You'd be crazy to buy one. They're full of bugs and vulns, and you're dependent on the manufacturer to provide firmware updates. IMO it's better to get a thick TV and a separate set-top box that can be swapped out or upgraded to a more capable one.

Reply to
Mike Tomlinson

I understand that this whole issue is because Samsung have provided for the possibility of non free apps on the TV, and the link to Samsung.com is to check DRM status for the app before you run it. Unfortunately this still applies even with free apps lik eNetflix, iPlayer etc.

It's a prety appalling architecture. Lest they could do is distribute it so there's more than 1 server and they could reroute with a DNS change. Or make TVs check a number of [possible websites in order and keep the servers in different places.

This has happened a few times in the 2 or so years I've had my TV and there's just nothing you can do but watch good old fashioned broadcast TV or DVDs

Reply to
Griff

I very much agree in general - I had expected more of Samsung though...

Reply to
Tim Watts

Came back up around 1245 ...

Reply to
Rick Hughes

If this is right, then its obviously them being stupid by allowing all their eggs in one basket, single point of failure. Surely they must have a back up system.

Brian

Reply to
Brian Gaff

Some internet radios rely on a server that gives the up to date addresses of stations, so all the user does is select the station. Could it be working this way, if so it would need to look up the link on the server which is down. Brian

Reply to
Brian Gaff

That would be sensible enough - *if* the TV cached the results as these lists do not change very often.

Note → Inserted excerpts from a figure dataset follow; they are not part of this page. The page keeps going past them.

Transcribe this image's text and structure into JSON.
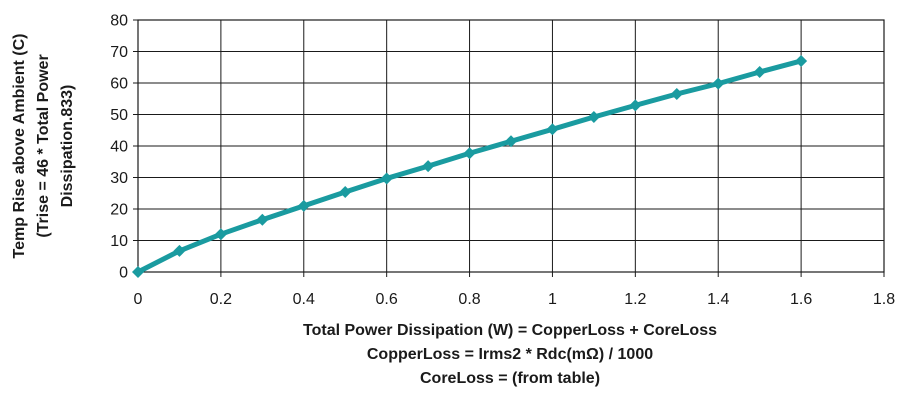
{
  "chart_data": {
    "type": "line",
    "title": "",
    "ylabel_lines": [
      "Temp Rise above Ambient (C)",
      "(Trise = 46 * Total Power",
      "Dissipation.833)"
    ],
    "xlabel_lines": [
      "Total Power Dissipation (W) = CopperLoss + CoreLoss",
      "CopperLoss = Irms2 * Rdc(mΩ) / 1000",
      "CoreLoss = (from table)"
    ],
    "xlim": [
      0,
      1.8
    ],
    "ylim": [
      0,
      80
    ],
    "xticks": [
      "0",
      "0.2",
      "0.4",
      "0.6",
      "0.8",
      "1",
      "1.2",
      "1.4",
      "1.6",
      "1.8"
    ],
    "yticks": [
      "0",
      "10",
      "20",
      "30",
      "40",
      "50",
      "60",
      "70",
      "80"
    ],
    "grid": true,
    "legend": "none",
    "series": [
      {
        "color": "#1a9ba0",
        "x": [
          0,
          0.1,
          0.2,
          0.3,
          0.4,
          0.5,
          0.6,
          0.7,
          0.8,
          0.9,
          1.0,
          1.1,
          1.2,
          1.3,
          1.4,
          1.5,
          1.6
        ],
        "y": [
          0,
          6.7,
          12.0,
          16.6,
          21.0,
          25.4,
          29.7,
          33.6,
          37.7,
          41.5,
          45.3,
          49.2,
          52.9,
          56.5,
          59.8,
          63.5,
          67.0
        ]
      }
    ]
  }
}
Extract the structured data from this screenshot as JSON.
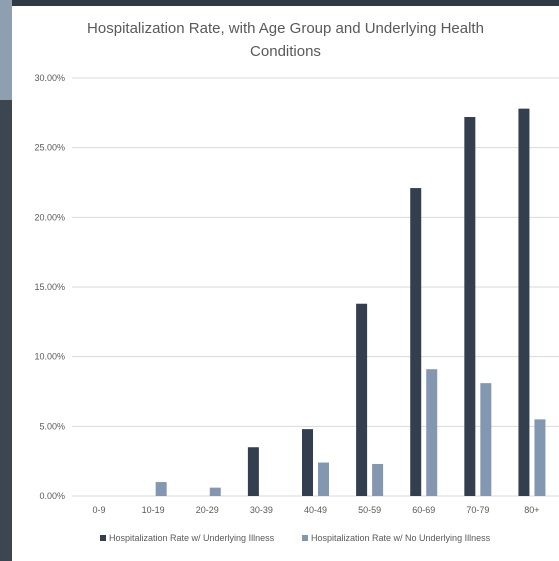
{
  "colors": {
    "series_underlying": "#333f4f",
    "series_no_underlying": "#8497b0",
    "gridline": "#d9d9d9",
    "text": "#595959"
  },
  "chart_data": {
    "type": "bar",
    "title_lines": [
      "Hospitalization Rate, with Age Group and Underlying Health",
      "Conditions"
    ],
    "categories": [
      "0-9",
      "10-19",
      "20-29",
      "30-39",
      "40-49",
      "50-59",
      "60-69",
      "70-79",
      "80+"
    ],
    "series": [
      {
        "name": "Hospitalization Rate w/ Underlying Illness",
        "values": [
          0,
          0,
          0,
          3.5,
          4.8,
          13.8,
          22.1,
          27.2,
          27.8
        ]
      },
      {
        "name": "Hospitalization Rate w/ No Underlying Illness",
        "values": [
          0,
          1.0,
          0.6,
          0,
          2.4,
          2.3,
          9.1,
          8.1,
          5.5
        ]
      }
    ],
    "ylim": [
      0,
      30
    ],
    "yticks": [
      0,
      5,
      10,
      15,
      20,
      25,
      30
    ],
    "ytick_labels": [
      "0.00%",
      "5.00%",
      "10.00%",
      "15.00%",
      "20.00%",
      "25.00%",
      "30.00%"
    ],
    "grid": true,
    "legend_position": "bottom"
  }
}
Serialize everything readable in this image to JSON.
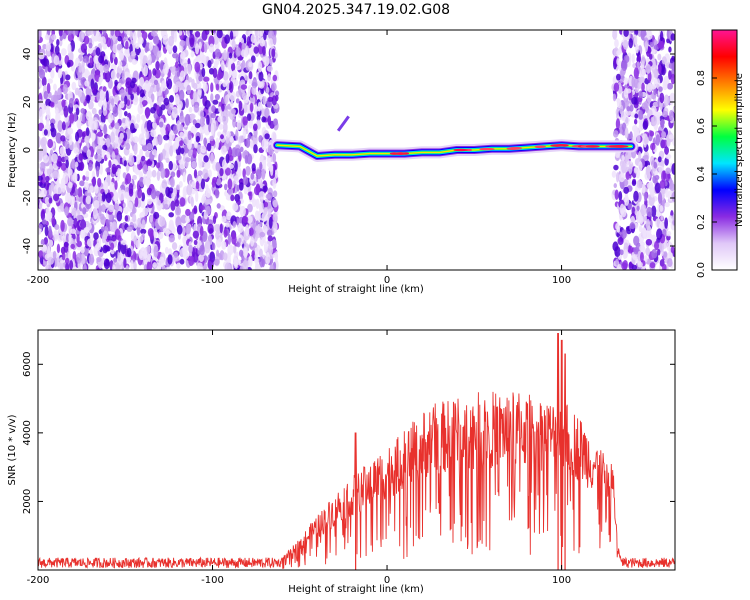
{
  "title": "GN04.2025.347.19.02.G08",
  "chart_data": [
    {
      "type": "heatmap",
      "panel": "spectrogram",
      "xlabel": "Height of straight line (km)",
      "ylabel": "Frequency (Hz)",
      "xlim": [
        -200,
        165
      ],
      "ylim": [
        -50,
        50
      ],
      "xticks": [
        -200,
        -100,
        0,
        100
      ],
      "yticks": [
        -40,
        -20,
        0,
        20,
        40
      ],
      "colorbar": {
        "label": "Normalized spectral amplitude",
        "range": [
          0.0,
          1.0
        ],
        "ticks": [
          0.0,
          0.2,
          0.4,
          0.6,
          0.8
        ],
        "colors": [
          "#ffffff",
          "#e0c8f8",
          "#8a2be2",
          "#0000ff",
          "#00e5ff",
          "#00ff40",
          "#ffff00",
          "#ff8000",
          "#ff0000",
          "#ff1493"
        ]
      },
      "noise_regions_km": [
        [
          -200,
          -63
        ],
        [
          130,
          165
        ]
      ],
      "signal_ridge": {
        "x": [
          -63,
          -50,
          -40,
          -30,
          -20,
          -10,
          0,
          10,
          20,
          30,
          40,
          50,
          60,
          70,
          80,
          90,
          100,
          110,
          120,
          130,
          140
        ],
        "y": [
          2,
          1.5,
          -2.5,
          -2,
          -2,
          -1.5,
          -1.5,
          -1.5,
          -1,
          -1,
          0,
          0,
          0.5,
          0.5,
          1,
          1.5,
          2,
          1.5,
          1.5,
          1.5,
          1.5
        ]
      }
    },
    {
      "type": "line",
      "panel": "snr",
      "xlabel": "Height of straight line (km)",
      "ylabel": "SNR (10 * v/v)",
      "xlim": [
        -200,
        165
      ],
      "ylim": [
        0,
        7000
      ],
      "xticks": [
        -200,
        -100,
        0,
        100
      ],
      "yticks": [
        2000,
        4000,
        6000
      ],
      "color": "#e8312d",
      "envelope": {
        "x": [
          -200,
          -63,
          -55,
          -45,
          -35,
          -25,
          -15,
          -5,
          5,
          15,
          25,
          35,
          45,
          55,
          65,
          75,
          85,
          95,
          105,
          115,
          120,
          125,
          130,
          132,
          135,
          165
        ],
        "y": [
          200,
          200,
          500,
          1000,
          1500,
          2000,
          2300,
          2700,
          3000,
          3400,
          3800,
          3900,
          4000,
          4100,
          4100,
          4100,
          4000,
          3900,
          3800,
          3300,
          3000,
          2600,
          2400,
          600,
          200,
          200
        ]
      },
      "spikes": [
        {
          "x": -18,
          "y": 4000
        },
        {
          "x": 98,
          "y": 6900
        },
        {
          "x": 100,
          "y": 6700
        },
        {
          "x": 102,
          "y": 6300
        }
      ]
    }
  ]
}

Cannot believe Samsung screwed up this badly!

Reply to
Tim Watts

Exactly what DNS should be used for

Reply to
Rick Hughes

Unfortunately many backup systems still require a manual switch, obvioulsy things could be fully automatic (via as pointed out DNS) ... but IT managers in corporates usually want to keep control in house .. but it does allow for impcat such as this.

Reply to
Rick Hughes

Especially as noone would ever have time limited DRM apps - deal once at install time like Android and be done.

Reply to
Tim Watts

En el artículo , Tim Watts escribió:

Reply to
Mike Tomlinson

Not really that newsworthy, given that my several-years-old bedroom TV runs Linux - a copy of the GPL fell out of the box when I unpacked it.

Reply to
Huge

I've several Samsung devices - Android phone and two TV's (series 5 and 6), as well as a printer and DVD player. In my experience Samsung hardware is unsurpassed, but their software is strangely bad. However, my series 6 TV seems to have improved quite a lot recently, with 2 updates yesterday adding apps that are quite useful.

I just bought a Google Chromecast but haven't tried it yet. I'm not clear if this could be use in the same way as a set-top box? (It came with no instructions whatever.)

Reply to
Timothy Murphy

I think Samsung Smart TVs run a version of Linux, as some Linux folder-names came up when I was playing with one. (I was trying to work out how to deal with the error message on the TV which said I needed to update Flash.)